Friday, February 4, 2011

Background of the Piano

Did you know that the word piano is a shortened form of the word pianoforte? Not only that the name pianoforte is derived from the original Italian name for the instrument, clavicembalo [or gravicembalo] col piano e forte. This sentence actually means "harpsichord capable of playing at the normal level, and more strongly". The word "Piano" means a plane or level sound suggesting the normal playing level while "Forte" means a stronger, more powerful level of playing—louder than usual sound.

Also another interesting fact is that many of the famous musicians in history like Mozart, Beethoven, Chopin, Robert Schumann, Felix Mendelssohn and Johannes Brahms used the piano to compose their most famous pieces! Learning this makes me eager to play their pieces on a piano so I can hear what it actually sounds like when they first composed it. 

The earliest pianos made by Bartolomeo Cristofori (ca. 1700) were lightweight objects with thin strings of wrought iron and brass and tiny hammers covered with leather (pictured below). The basic structure is relatively the same compared to the grand pianos of the modern era.

Changes were made to these earlier pianos that improved the sound and playing capabilities to create the modern pianos we see today (image shown below). Some of these changes were as follows. The pitch range was increased from five octaves to seven and 1/3 octave, tough steel strings, felt hammers, cross-stringing, which is a method of arranging piano strings so that the strings are placed in a vertically overlapping slanted arrangement were added. The weight and robustness were also increased. For example a modern Steinway Model D weighs 480 kg (990 lb), about six times the weight of a late 18th century Stein piano. The hammers and action became much heavier, which meant that the touch of a modern piano is several times heavier than that of an 18th century piano.
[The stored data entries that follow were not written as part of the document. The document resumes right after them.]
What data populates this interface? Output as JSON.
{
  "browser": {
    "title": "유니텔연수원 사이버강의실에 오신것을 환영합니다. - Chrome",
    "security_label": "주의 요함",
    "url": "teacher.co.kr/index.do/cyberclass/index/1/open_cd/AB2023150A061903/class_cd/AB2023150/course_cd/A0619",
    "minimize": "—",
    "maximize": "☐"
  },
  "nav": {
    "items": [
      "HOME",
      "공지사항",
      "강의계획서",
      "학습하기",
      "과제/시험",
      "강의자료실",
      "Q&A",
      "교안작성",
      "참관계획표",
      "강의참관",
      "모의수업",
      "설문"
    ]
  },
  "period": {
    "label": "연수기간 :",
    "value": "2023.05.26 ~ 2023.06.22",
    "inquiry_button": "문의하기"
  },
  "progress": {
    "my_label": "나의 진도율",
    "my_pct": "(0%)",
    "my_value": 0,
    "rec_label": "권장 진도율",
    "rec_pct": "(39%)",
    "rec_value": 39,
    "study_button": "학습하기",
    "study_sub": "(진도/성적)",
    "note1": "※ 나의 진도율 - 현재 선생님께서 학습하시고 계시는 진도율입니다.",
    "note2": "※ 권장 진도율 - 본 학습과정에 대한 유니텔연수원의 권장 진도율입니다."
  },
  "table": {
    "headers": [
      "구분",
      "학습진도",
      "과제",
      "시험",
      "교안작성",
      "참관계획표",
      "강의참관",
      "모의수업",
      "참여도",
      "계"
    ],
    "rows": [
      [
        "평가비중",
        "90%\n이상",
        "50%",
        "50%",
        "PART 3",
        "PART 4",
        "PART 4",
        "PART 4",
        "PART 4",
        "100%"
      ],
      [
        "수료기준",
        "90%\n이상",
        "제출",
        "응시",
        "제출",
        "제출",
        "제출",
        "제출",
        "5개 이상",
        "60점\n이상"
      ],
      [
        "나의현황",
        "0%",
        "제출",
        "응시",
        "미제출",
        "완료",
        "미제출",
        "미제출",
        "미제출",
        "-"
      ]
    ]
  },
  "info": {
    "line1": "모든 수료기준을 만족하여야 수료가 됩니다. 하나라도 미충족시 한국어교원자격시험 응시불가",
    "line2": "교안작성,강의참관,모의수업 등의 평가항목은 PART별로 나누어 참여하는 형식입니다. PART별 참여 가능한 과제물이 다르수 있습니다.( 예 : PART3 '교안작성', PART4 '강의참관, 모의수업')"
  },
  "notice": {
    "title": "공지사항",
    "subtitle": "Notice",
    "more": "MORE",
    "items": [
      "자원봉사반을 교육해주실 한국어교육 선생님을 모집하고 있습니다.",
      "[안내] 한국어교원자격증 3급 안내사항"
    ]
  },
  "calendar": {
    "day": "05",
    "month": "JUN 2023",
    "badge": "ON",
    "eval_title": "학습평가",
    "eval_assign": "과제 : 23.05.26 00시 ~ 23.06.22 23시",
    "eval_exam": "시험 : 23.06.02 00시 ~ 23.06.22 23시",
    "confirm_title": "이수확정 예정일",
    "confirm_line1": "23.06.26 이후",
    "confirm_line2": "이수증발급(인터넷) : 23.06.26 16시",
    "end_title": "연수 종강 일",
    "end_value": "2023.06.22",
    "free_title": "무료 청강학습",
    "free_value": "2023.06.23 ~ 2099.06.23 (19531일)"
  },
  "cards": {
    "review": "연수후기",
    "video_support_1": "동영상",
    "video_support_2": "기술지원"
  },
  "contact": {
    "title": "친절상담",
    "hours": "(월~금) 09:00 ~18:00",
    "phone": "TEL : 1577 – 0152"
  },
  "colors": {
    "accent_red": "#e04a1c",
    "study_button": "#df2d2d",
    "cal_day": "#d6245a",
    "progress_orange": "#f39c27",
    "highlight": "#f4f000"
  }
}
Below is a picture of the schematics of a modern grand piano with part names listed. I don't know about you but I love learning the basic structure of things that interest me and learning how they work. This is why I added in the schematic diagram because I find it interesting to learn how the piano was put together.

frame (1)
lid, front part (2)
capo bar (3)
damper (4)
lid, back part (5)
damper mechanism (6)
sostenuto rail (7)
pedal mechanism, rods (8, 9, 10)
pedals: right (sustain/damper), middle (sostenuto), left (soft/una-corda) (11)
bridge (12)
hitch pin (13)
frame (14)
sound board (15)
string (16)


Rick said...

This is great information! I learned a lot that I didn't know about the history of the piano.